Paulo Ricardo (Bahia)
Paulo Ricardo conta que, antes da graduação, acreditava que a mudança climática só afetava os ursos polares
O baiano Paulo Ricardo tem 30 anos e mora em Salvador. Natural de Feira de Santana, é formado em gestão ambiental. Conta que, antes da graduação, acreditava que a mudança climática só afetava os ursos polares. “Eu achava que aquecimento global era apenas aqueles gelos e aqueles ursos nas calotas. Mas somente quando entrei na faculdade eu entendi o quão complexo é falar sobre clima, sobre a Amazônia e sobre meio ambiente, coisa que eu não tive oportunidade de aprender na escola”, relata.
Com a ação judicial movida ainda no governo do presidente Jair Bolsonaro, assim como os outros integrantes recebeu diversas ameaças, mas todas virtuais. “Eu recebi vários ataques virtuais, com pessoas falando que iam achar a gente, que éramos todos de esquerda e que não era justo a gente processar o ministro (Ricardo) Salles. Claro que eu fiquei um pouco assustado, mas os ataques foram apenas virtuais”, comentou.
Agora, segundo o gestor ambiental, com a apresentação de metas pelo governo, o desafio é diferente. É hora de cobrar essas metas. “Nosso papel é continuar acompanhando e cobrando, uma coisa é o governo apresentar as metas, mas precisamos de medidas efetivas para tirar tudo aquilo do papel para ser colocado em prática. Nossa preocupação no último governo era cobrar a apresentação de metas; neste é cobrar pelo cumprimento delas”, compara.
Thalita Silva (Amazonas)
Thalita diz que a representatividade dos grupos jovens, junto com o apoio do Observatório do Clima foi fundamental para o êxito do processo judicial
A manauara Thalita Silva tem 26 anos. Técnica ambiental, declara-se preta, pobre e periférica. Apesar de dizer que sempre se envolvia como voluntária em eventos da cidade de Manaus como a Virada Sustentável ou mesmo mutirões de limpeza, foi apenas em 2016, depois de ver uma entrevista de uma coordenadora da ONG Engajamundo em um programa de televisão, que se envolveu com a pauta ambiental. Na época, como não tinha internet em casa, esperou o dia seguinte, ao chegar na escola onde fazia o curso técnico, para preencher o formulário de adesão no site da ONG.

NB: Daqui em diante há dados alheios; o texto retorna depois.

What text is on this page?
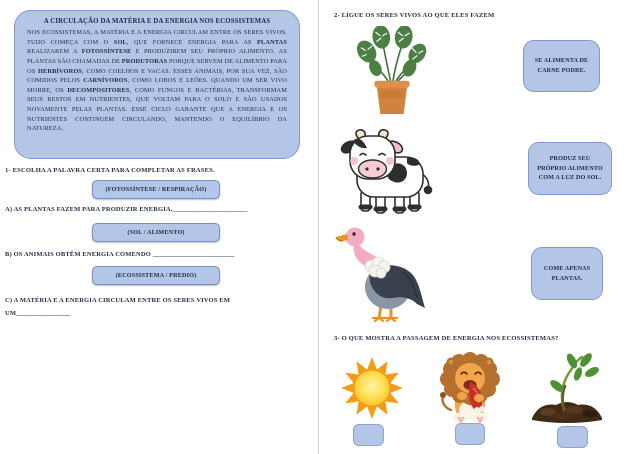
A CIRCULAÇÃO DA MATÉRIA E DA ENERGIA NOS ECOSSISTEMAS

NOS ECOSSISTEMAS, A MATÉRIA E A ENERGIA CIRCULAM ENTRE OS SERES VIVOS. TUDO COMEÇA COM O SOL, QUE FORNECE ENERGIA PARA AS PLANTAS REALIZAREM A FOTOSSÍNTESE E PRODUZIREM SEU PRÓPRIO ALIMENTO. AS PLANTAS SÃO CHAMADAS DE PRODUTORAS PORQUE SERVEM DE ALIMENTO PARA OS HERBÍVOROS, COMO COELHOS E VACAS. ESSES ANIMAIS, POR SUA VEZ, SÃO COMIDOS PELOS CARNÍVOROS, COMO LOBOS E LEÕES. QUANDO UM SER VIVO MORRE, OS DECOMPOSITORES, COMO FUNGOS E BACTÉRIAS, TRANSFORMAM SEUS RESTOS EM NUTRIENTES, QUE VOLTAM PARA O SOLO E SÃO USADOS NOVAMENTE PELAS PLANTAS. ESSE CICLO GARANTE QUE A ENERGIA E OS NUTRIENTES CONTINUEM CIRCULANDO, MANTENDO O EQUILÍBRIO DA NATUREZA.

1- ESCOLHA A PALAVRA CERTA PARA COMPLETAR AS FRASES.
(FOTOSSÍNTESE / RESPIRAÇÃO)
A) AS PLANTAS FAZEM PARA PRODUZIR ENERGIA.______________________
(SOL / ALIMENTO)
B) OS ANIMAIS OBTÊM ENERGIA COMENDO ________________________
(ECOSSISTEMA / PREDIO)
C) A MATÉRIA E A ENERGIA CIRCULAM ENTRE OS SERES VIVOS EM
UM________________
2- LIGUE OS SERES VIVOS AO QUE ELES FAZEM
SE ALIMENTA DE CARNE PODRE.
PRODUZ SEU PRÓPRIO ALIMENTO COM A LUZ DO SOL.
COME APENAS PLANTAS.
3- O QUE MOSTRA A PASSAGEM DE ENERGIA NOS ECOSSISTEMAS?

Sobre a ação da pedalada climática de 2020, Thalita diz que a representatividade dos grupos jovens, junto com o apoio do Observatório do Clima foi fundamental para o êxito do processo judicial. Thalita conta que não se sentiu intimidada, mas lembra que o governo anterior queria “passar a boiada” no meio da pandemia, o que dificultava o trabalho.
“A gente precisa entender que a crise climática está acontecendo. A gente precisa dessas medidas agora, não pode esperar até 2030 ou 2050. Por isso, enxergamos a conciliação com o governo com esperança. E ainda tenho essa esperança de reverter o que estamos vivendo. Para isso, precisamos da canetada dos tomadores de decisão, com metas e medidas cada vez mais ambiciosas”, afirma a ativista.